What happened

2019 was a good year for most airline stocks, but no company performed better than Allegiant Travel (NASDAQ:ALGT). Shares of the discount airline and travel company gained 73.7% for the year, according to data provided by S&P Global Market Intelligence, thanks to accelerating profits and progress made on some of the company's more ambitious initiatives.

ALGT Chart

ALGT data by YCharts

So what

Allegiant historically has been a niche carrier, serving primarily second-tier markets, where competition is less robust and costs are lower. But the company's ambitions have been growing in recent years. Allegiant has been swapping out its older-generation MD-80 aircraft for newer, more efficient Airbus jets and expanding its presence in larger markets, where it faces more competition.

The strategy worked throughout 2019. Allegiant beat consensus earnings estimates in all four quarterly announcements during the year. Revenue fell short of expectations during some quarters, in part due to issues related to transitioning to new planes and new schedules, but Allegiant showed good cost discipline that helped it consistently beat Wall Street profit expectations.

The criticism of Allegiant in recent years has focused not on the airline's operations, but rather on its unique efforts to diversify. Allegiant is in the process of developing a 20-acre waterfront resort on the west coast of Florida at a cost of more than $450 million.

An aerial view of the planned Sunseeker resort.

Artist rendering of Allegiant's planned Sunseeker resort in Florida. Image source: Allegiant Travel.

Allegiant management is betting that by expanding into resorts, as well as making separate investments in golf and starting a chain of family-friendly restaurants, the company can capture a higher percentage of total vacation spend. But the high cost and uncertain nature of the plan has spooked some Wall Street analysts who would prefer management focus on expanding the airline.

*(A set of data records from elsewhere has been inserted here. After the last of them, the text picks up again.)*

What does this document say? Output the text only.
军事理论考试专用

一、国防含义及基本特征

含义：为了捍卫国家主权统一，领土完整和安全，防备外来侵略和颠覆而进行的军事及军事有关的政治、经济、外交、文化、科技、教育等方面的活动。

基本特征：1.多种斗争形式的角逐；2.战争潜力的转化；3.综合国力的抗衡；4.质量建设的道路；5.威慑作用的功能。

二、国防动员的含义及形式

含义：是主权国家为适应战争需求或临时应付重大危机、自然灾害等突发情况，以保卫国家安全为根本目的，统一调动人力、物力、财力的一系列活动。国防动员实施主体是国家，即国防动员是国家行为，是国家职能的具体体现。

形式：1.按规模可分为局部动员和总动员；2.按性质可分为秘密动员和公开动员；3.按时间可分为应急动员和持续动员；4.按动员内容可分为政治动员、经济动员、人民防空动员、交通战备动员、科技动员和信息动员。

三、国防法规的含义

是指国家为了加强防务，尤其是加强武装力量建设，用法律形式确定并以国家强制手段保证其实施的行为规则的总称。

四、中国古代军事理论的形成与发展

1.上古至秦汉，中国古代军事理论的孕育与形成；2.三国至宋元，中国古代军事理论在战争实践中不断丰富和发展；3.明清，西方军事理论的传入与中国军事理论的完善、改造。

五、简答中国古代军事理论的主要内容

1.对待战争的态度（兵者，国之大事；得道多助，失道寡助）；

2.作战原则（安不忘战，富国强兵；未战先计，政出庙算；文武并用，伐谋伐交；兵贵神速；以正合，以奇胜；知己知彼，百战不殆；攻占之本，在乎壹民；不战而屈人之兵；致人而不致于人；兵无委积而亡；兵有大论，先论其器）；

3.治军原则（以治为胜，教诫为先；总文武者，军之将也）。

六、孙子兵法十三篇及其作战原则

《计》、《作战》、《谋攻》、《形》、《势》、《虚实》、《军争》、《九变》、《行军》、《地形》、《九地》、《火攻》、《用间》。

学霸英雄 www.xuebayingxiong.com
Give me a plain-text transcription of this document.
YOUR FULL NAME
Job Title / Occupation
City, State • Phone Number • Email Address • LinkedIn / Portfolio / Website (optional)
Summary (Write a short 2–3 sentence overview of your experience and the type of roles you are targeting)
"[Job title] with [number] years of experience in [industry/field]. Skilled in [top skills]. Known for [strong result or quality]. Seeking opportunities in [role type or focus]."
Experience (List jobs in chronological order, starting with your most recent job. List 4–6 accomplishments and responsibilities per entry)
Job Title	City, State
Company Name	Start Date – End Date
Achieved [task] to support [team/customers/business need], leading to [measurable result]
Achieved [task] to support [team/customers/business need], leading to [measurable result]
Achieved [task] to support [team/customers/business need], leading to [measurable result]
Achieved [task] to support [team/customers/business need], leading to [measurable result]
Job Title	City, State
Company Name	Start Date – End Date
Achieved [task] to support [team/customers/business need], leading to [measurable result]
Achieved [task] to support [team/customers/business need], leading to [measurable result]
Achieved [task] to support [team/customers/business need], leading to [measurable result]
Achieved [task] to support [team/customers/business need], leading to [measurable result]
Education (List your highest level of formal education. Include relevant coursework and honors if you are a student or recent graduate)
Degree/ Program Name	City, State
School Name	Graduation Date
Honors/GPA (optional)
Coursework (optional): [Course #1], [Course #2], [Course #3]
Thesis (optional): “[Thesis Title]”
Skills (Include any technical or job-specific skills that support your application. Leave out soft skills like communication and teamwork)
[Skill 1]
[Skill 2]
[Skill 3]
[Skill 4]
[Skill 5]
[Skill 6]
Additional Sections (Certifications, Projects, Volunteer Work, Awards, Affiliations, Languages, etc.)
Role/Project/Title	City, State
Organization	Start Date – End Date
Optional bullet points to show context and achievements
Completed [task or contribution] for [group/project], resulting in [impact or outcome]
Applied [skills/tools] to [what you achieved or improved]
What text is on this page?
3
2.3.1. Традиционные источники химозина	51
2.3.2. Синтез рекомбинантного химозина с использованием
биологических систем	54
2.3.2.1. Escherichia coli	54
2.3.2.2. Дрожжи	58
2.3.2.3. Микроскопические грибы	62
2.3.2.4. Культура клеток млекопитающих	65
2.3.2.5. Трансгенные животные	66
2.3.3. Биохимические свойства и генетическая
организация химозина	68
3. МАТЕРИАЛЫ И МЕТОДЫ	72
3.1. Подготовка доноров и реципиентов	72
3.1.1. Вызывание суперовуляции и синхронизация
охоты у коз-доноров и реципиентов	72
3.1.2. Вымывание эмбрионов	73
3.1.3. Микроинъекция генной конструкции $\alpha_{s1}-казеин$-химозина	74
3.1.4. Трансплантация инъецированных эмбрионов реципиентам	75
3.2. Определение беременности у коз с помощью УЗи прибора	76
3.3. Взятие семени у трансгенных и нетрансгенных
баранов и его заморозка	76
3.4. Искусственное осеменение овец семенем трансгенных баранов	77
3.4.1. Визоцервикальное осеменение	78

The stock's gain in 2019 came in part because development of the resort, known as Sunseeker, is progressing as planned without any unforeseen difficulties. Company president John Redmond told investors in October that Allegiant remains optimistic it will be able to monetize the resort once it is completed:

We have approximately 800,000 active Sunseeker emails to date, which incredibly enough, we have more than 5,000 emails from over 30 different states. Of course, that speaks volumes about the breadth of the brand awareness and the power of a leisure carrier to develop a resort brand well before a resort opens. Also worth pointing out for anyone who's been on the website, people have the ability to go beyond just giving us an email and actually register their interest with full knowledge of what room rates are as well as providing us additional detail about how long they intend to stay, what their gender is, what their age is, whether they're retired or not, et cetera. When you look at the number of those folks who have actually registered their interest, we have 148,000 of them who have registered their interest to date.

Now what

Allegiant is forecasting full-year 2020 earnings per share of $17.75 at the midpoint, which would represent 20% growth year over year. While it might be difficult for the stock to perform as well in 2020 as it did in 2019, this is an airline growth story with room to run.

The issue, as always, is that Allegiant management has a lot of different projects to juggle and no hope for a payoff until at least mid-2021, when Sunseeker is expected to open. The strategy could prove to be the right one, but until the doors open, expect some lingering skepticism about what has otherwise been one of the most impressive turnaround stories in the airline business.